写真のしくみ ㊳ 目とカメラはそっくりなのになぜ写真と見た目は違うのか
光はまっすぐ進み、レンズは世界をひっくり返す。写真と映像にひそむ小さな「なぜ?」を、数式なしで解き明かす全40回。
前回は、画面や紙の上で写真の色がどう再現されるかを見ました。今回は視点をぐるりと変えて、写真を「見る」側、つまり人間の目のしくみに迫ります。
きみは今、この文章を読んでいます。
当たり前のことですが、ちょっと立ち止まって考えてみてください。きみの目は、どうやってこの文字を「見て」いるのでしょう? じつは、目のしくみをよく調べてみると、カメラとびっくりするほど似ていることがわかります。でも、決定的にちがうところもある。今回は、「見る」という行為の正体にせまっていきましょう。
カメラのパーツと目のパーツを並べてみよう
カメラの基本的なしくみを思い出してみてください。レンズが光を集めて、絞りが光の量を調節して、センサー(またはフィルム)が光を記録する。この3つが写真を撮るための基本セットでした。

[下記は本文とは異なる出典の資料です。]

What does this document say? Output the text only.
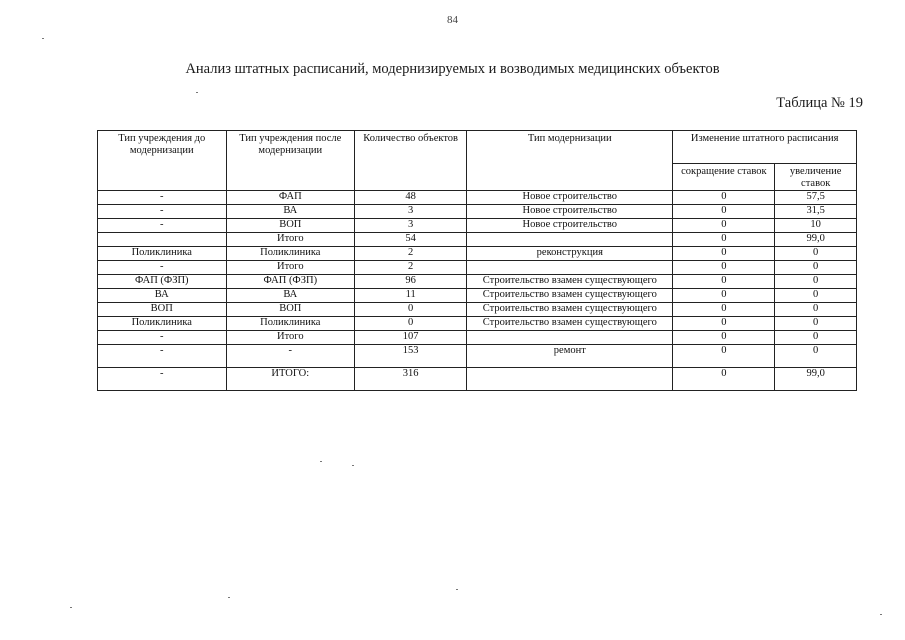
84
Анализ штатных расписаний, модернизируемых и возводимых медицинских объектов
Таблица № 19
Тип учреждения до модернизации	Тип учреждения после модернизации	Количество объектов	Тип модернизации	Изменение штатного расписания	
				сокращение ставок	увеличение ставок
-	ФАП	48	Новое строительство	0	57,5
-	ВА	3	Новое строительство	0	31,5
-	ВОП	3	Новое строительство	0	10
	Итого	54		0	99,0
Поликлиника	Поликлиника	2	реконструкция	0	0
-	Итого	2		0	0
ФАП (ФЗП)	ФАП (ФЗП)	96	Строительство взамен существующего	0	0
ВА	ВА	11	Строительство взамен существующего	0	0
ВОП	ВОП	0	Строительство взамен существующего	0	0
Поликлиника	Поликлиника	0	Строительство взамен существующего	0	0
-	Итого	107		0	0
-	-	153	ремонт	0	0
-	ИТОГО:	316		0	99,0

人間の目にも、この3つにあたるパーツがちゃんとあります。
角膜と水晶体 → レンズ
目の一番外側にある透明な膜を「角膜(かくまく)」といいます。光は最初にここを通ります。角膜はカーブしていて、光を大きく曲げます。じつは、目に入る光の屈折のうち大部分をこの角膜が担っています。
その奥にある「水晶体(すいしょうたい)」は、カメラでいえばフォーカスレンズにあたります。水晶体はやわらかくて弾力があり、まわりにある筋肉(毛様体筋)が縮んだりゆるんだりすることで形が変わります。近くを見るときは毛様体筋が縮んで水晶体がふくらみ、遠くを見るときは毛様体筋がゆるんで水晶体が薄く平たくなる。カメラのオートフォーカスのように、ピントを合わせているわけです。
虹彩 → 絞り
目の色がついている部分、あれが「虹彩(こうさい)」です。虹彩のまんなかに開いている穴が「瞳孔(どうこう)」で、ここから光が目の中に入ります。
明るいところでは虹彩がぎゅっと縮んで瞳孔が小さくなり、暗いところでは大きく広がります。カメラの絞りとまったく同じ役割です。カメラでF値を変えて光の量を調節するのと同じように、虹彩は光の量を自動で調節しています。
網膜 → イメージセンサー
目の奥にある「網膜(もうまく)」は、光を受け取る役割を果たしていて、カメラでいうイメージセンサーにあたります。網膜には約1億2000万個の「桿体(かんたい)」と約600万個の「錐体(すいたい)」という2種類の視細胞がびっしりと並んでいます。桿体は暗いところで明るさを感じとるのが得意で、錐体は明るいところで色を見分けるのが得意です。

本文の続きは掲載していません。